The source can be deployed as is, there are no constructor arguments or dependencies. When deployed it mints the only NFT (id 0) back to the deployer. At that point it behaves like any other NFT. There is no ability to mint additional NFTs. The contract also permanently returns the deployers address as owner() so most dapps properly show the "creator".

When I set out to create this in Solidity, I had the following requirements:

  • Keep the runtime bytecode as small as possible, I felt less looked better in the rendered NFT and made a more compelling example. Some of the source is ugly because I kept trialing what produced smaller runtime bytecode.
  • Meet the minimum ERC-721 requirements while respecting the previous requirement. This is how I ended up with the unusual logic that only supports a single token minted on deploy. I also rigged safe transfers so they aren't really safe (doesn't check the receiver).
  • Be completely self-contained. The only functions are to transfer the NFT. I also implemented contractURI so it serves its own collection data.
  • Apply as little formatting as possible in the SVG output. Keeping with the concept I didn't want the output to feel materially different from the source.

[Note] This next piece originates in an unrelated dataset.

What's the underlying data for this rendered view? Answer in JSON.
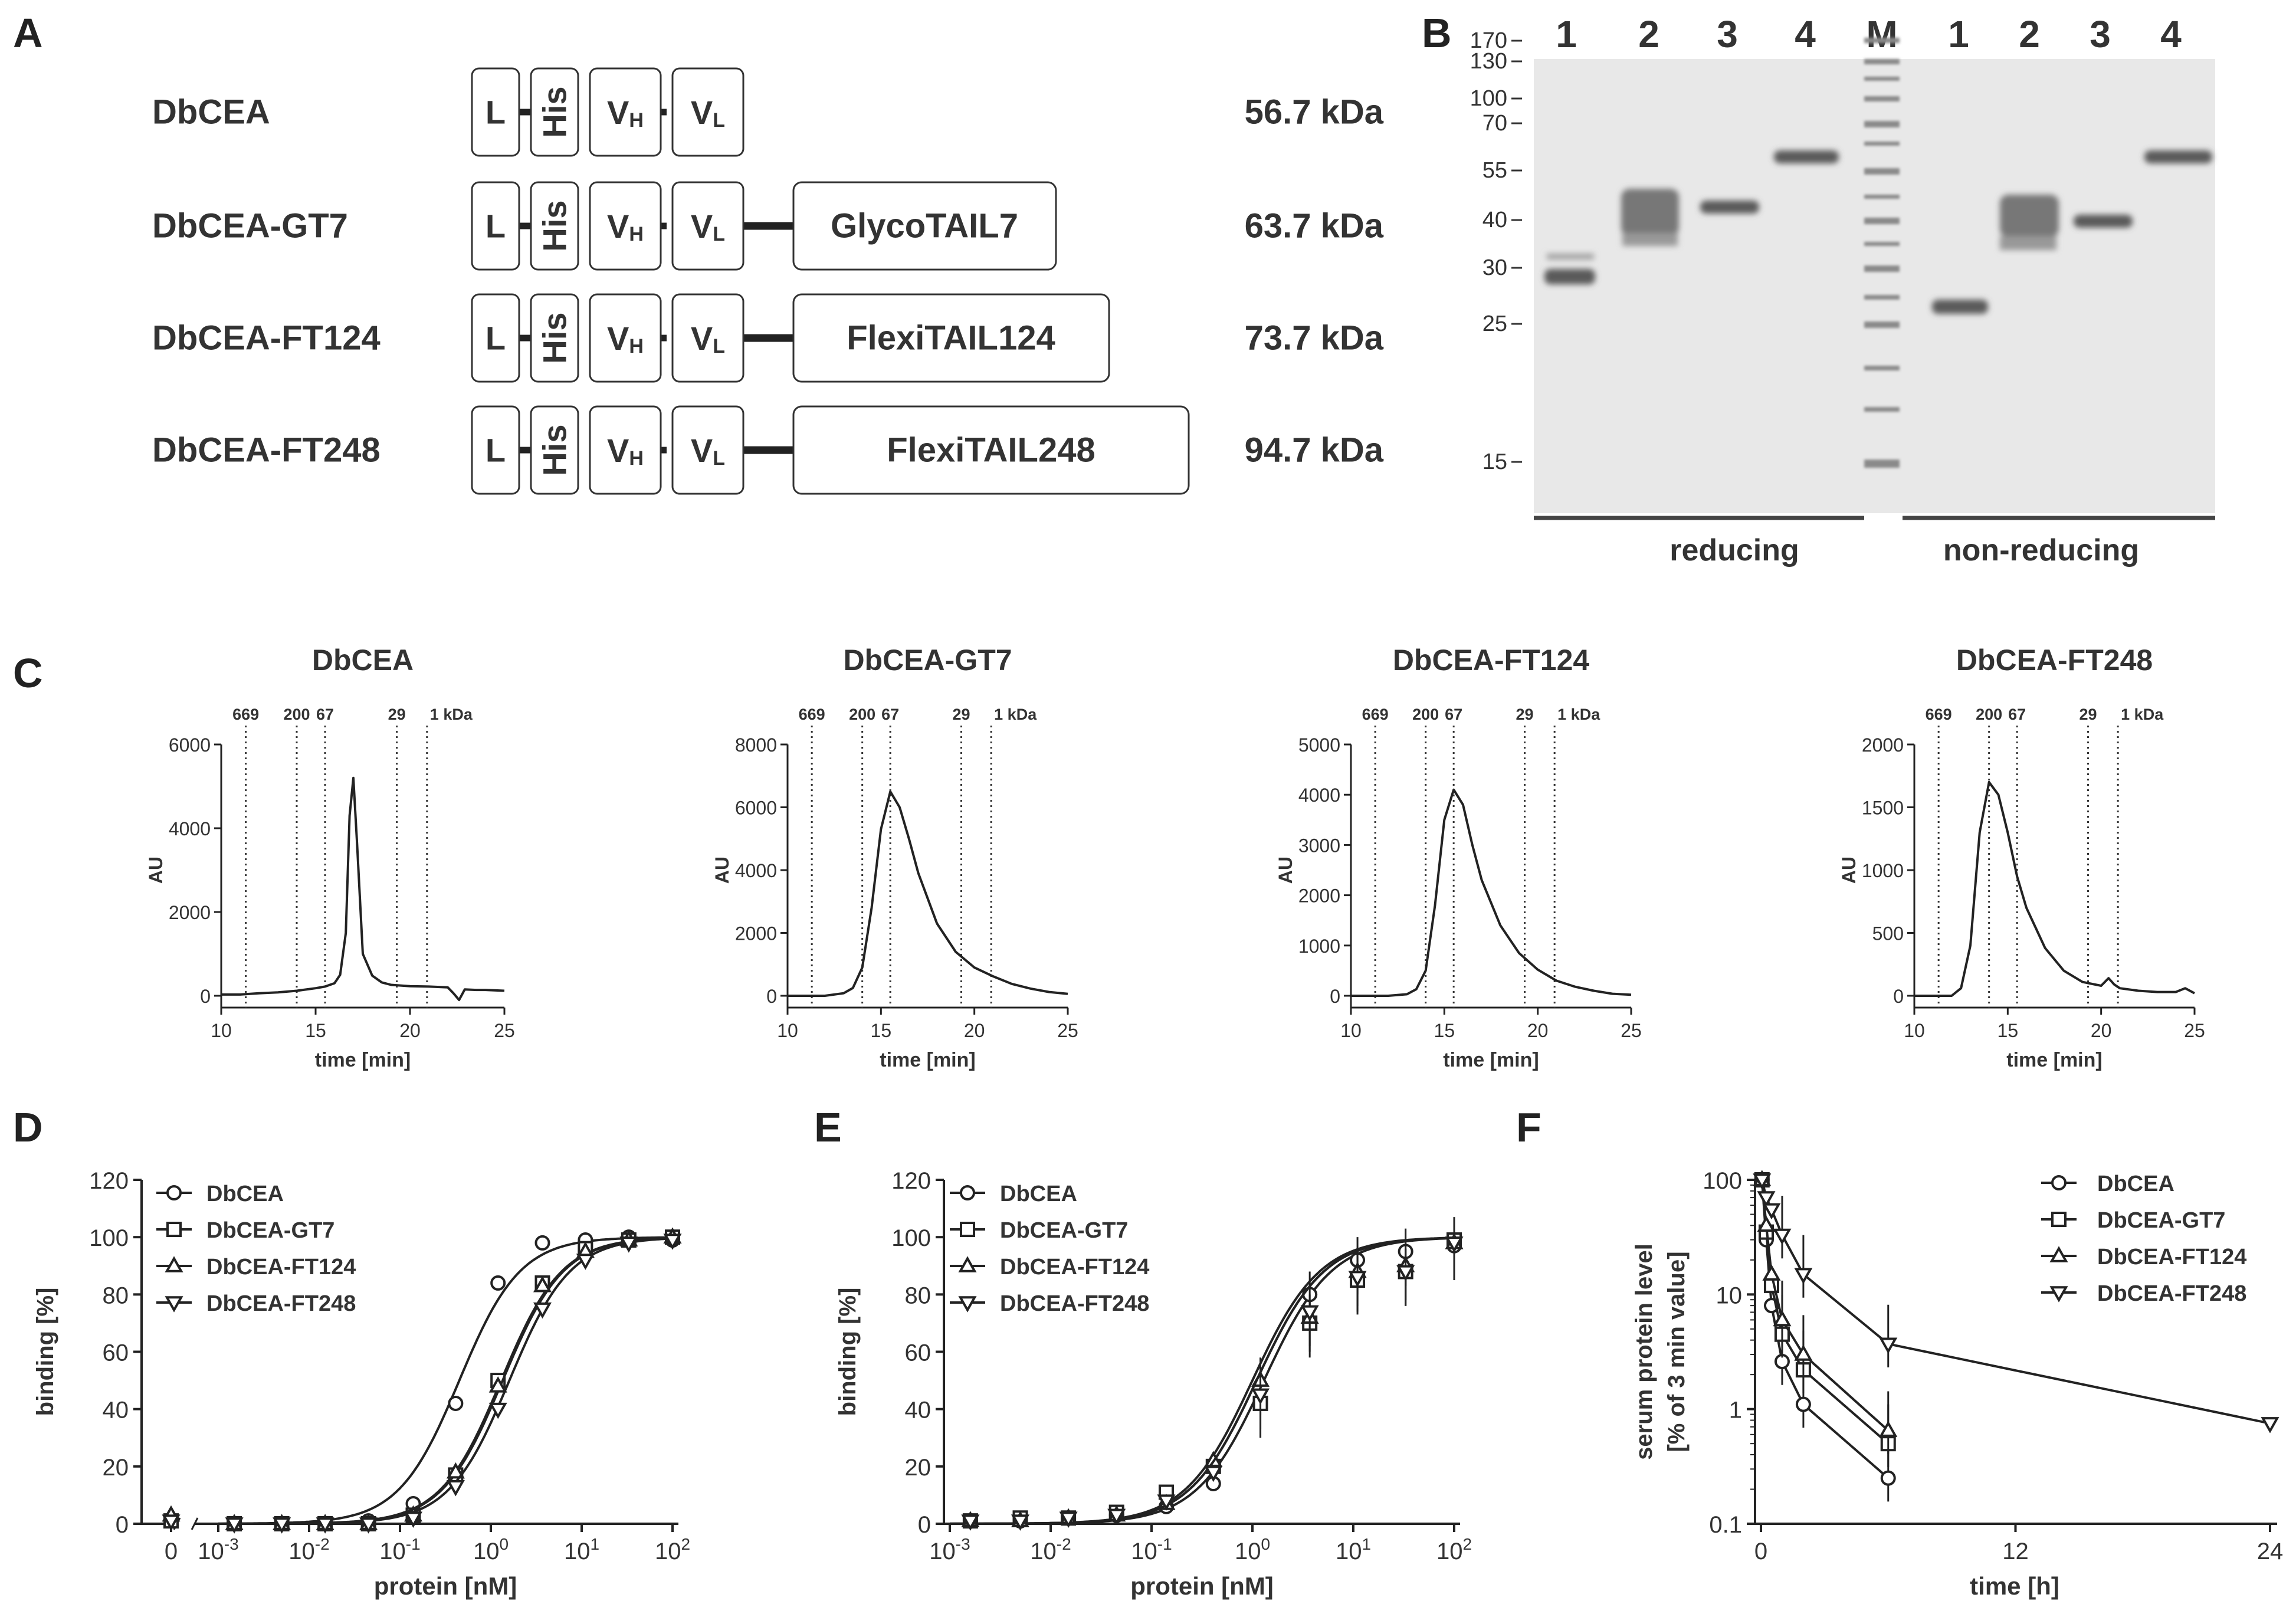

I won't walk completely through the source code. The unique part relating to this study starts with contractURI()

Challenges I faced:

Text support in SVGs is rough. There is also no support for wrapping. I had to break the bytecode up into lines, use lengthAdjust with a set width, place each row on the y axis, use monospaced fonts, and pad to make the last row even (see _contractToSvg()). This seems to work well in different browsers/renderers.

Casting bytes to a hex string in Solidity is easy with addresses, but I couldn't find a library to do it with the contract bytecode. I am doing this manually in _contractToSvg() but if I was going to use this concept in something bigger I would take the time to abstract into assembly and tweak for performance.